Appearing on-air Tuesday, Herridge described the source as someone "who has spoken to Kushner" -- a broad category that could, as NPR's David Folkenflik has pointed out, conceivably include Fox News owner Rupert Murdoch, who is friendly with Kushner. A representative for 21st Century Fox, Fox News' parent company, which Murdoch co-chairs, declined to comment, but a source close to the matter said Murdoch had no involvement in the story.

The sourcing didn't bother Trump, of course, despite his previous comments on the matter.

Over Memorial Day weekend, following the publication of the Washington Post story on Kushner, Trump had tweeted that unnamed sources should be viewed with suspicion.

"Whenever you see the words 'sources say' in the fake news media, and they don't mention names...it is very possible that those sources don't exist but are made up by fake news writers. #FakeNews is the enemy!" he said.

Two days after he wrote that, Trump retweeted Fox's own story on Kushner. Hours after the retweet on Tuesday, White House Press Secretary Sean Spicer channeled the president's frustration with "fake news."

"There's a perpetuation of false narratives, a use of unnamed sources over and over," Spicer said.

But while Trump and his allies have been inconsistent on that matter, the president has been remarkably steady in his reliance on Fox News, particularly the network's morning show.

In his four months in office, Trump has taken "Fox & Friends" from fluffy ratings juggernaut to perhaps the most influential entity in news media.
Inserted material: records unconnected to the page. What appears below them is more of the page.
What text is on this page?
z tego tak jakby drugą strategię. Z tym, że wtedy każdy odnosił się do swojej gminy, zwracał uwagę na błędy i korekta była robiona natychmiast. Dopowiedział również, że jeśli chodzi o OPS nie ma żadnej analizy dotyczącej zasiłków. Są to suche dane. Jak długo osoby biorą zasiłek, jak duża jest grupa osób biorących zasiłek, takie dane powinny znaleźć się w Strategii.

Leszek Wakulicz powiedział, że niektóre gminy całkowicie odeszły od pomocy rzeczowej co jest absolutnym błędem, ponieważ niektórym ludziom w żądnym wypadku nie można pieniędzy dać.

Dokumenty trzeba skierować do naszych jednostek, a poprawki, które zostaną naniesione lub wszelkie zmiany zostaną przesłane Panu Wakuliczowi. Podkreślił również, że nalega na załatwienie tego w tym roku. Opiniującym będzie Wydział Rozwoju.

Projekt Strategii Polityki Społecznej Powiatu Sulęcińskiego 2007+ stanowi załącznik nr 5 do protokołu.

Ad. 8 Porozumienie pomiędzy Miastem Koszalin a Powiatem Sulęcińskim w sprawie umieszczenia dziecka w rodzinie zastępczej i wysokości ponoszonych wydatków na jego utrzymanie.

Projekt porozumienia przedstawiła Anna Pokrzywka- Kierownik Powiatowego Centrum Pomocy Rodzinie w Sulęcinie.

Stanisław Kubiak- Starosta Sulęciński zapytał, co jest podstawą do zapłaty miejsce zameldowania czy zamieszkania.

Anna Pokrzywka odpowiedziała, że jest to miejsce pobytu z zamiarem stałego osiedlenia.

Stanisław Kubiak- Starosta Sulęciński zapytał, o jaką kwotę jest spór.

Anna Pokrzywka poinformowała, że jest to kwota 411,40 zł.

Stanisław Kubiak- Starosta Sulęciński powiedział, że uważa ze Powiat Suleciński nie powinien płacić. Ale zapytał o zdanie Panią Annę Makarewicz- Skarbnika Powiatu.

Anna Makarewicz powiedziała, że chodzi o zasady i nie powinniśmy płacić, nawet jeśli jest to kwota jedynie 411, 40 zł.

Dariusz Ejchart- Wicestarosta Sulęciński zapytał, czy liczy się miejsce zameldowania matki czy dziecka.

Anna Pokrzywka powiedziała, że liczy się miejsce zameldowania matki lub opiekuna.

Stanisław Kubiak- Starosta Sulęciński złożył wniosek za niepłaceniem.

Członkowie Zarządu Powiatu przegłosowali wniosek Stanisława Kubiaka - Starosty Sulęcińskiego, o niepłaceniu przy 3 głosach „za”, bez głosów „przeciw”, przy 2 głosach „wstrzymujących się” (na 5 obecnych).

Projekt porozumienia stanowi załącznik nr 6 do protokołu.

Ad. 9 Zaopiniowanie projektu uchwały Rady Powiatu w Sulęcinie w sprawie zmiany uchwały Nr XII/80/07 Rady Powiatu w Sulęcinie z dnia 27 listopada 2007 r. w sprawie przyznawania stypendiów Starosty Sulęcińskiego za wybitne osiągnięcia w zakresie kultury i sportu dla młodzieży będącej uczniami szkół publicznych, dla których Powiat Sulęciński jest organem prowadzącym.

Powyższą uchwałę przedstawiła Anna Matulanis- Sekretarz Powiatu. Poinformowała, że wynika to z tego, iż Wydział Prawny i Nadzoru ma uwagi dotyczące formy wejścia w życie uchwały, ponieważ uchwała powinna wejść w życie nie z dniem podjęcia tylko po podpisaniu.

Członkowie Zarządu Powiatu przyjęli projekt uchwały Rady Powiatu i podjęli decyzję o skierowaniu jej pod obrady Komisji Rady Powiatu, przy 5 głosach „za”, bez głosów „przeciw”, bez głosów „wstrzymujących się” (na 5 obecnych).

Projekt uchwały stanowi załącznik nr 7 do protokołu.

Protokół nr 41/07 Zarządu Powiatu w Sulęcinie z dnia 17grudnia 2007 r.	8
The president has praised the show, and his tweets are often clearly driven by its coverage.

Wednesday morning provided another example of that relationship. Shortly after 6 a.m., co-host Clayton Morris told viewers that Congressional Democrats had rescinded their invitation to Trump campaign adviser Carter Page to testify as part of the the Russia investigation. (In a letter sent to the House Intelligence Committee on Monday, Page said that he had learned he "might not be immediately afforded the opportunity to address the false or misleading testimony by [former FBI director] James Comey, [former CIA director] John Brennan, et al. as per our previously scheduled appointment for next week.")

At least one of those viewers was, it seems, in the White House. A half hour after that "Fox & Friends" segment, Trump echoed Morris on Twitter.

"So now it is reported that the Democrats, who have excoriated Carter Page about Russia, don't want him to testify," the president said.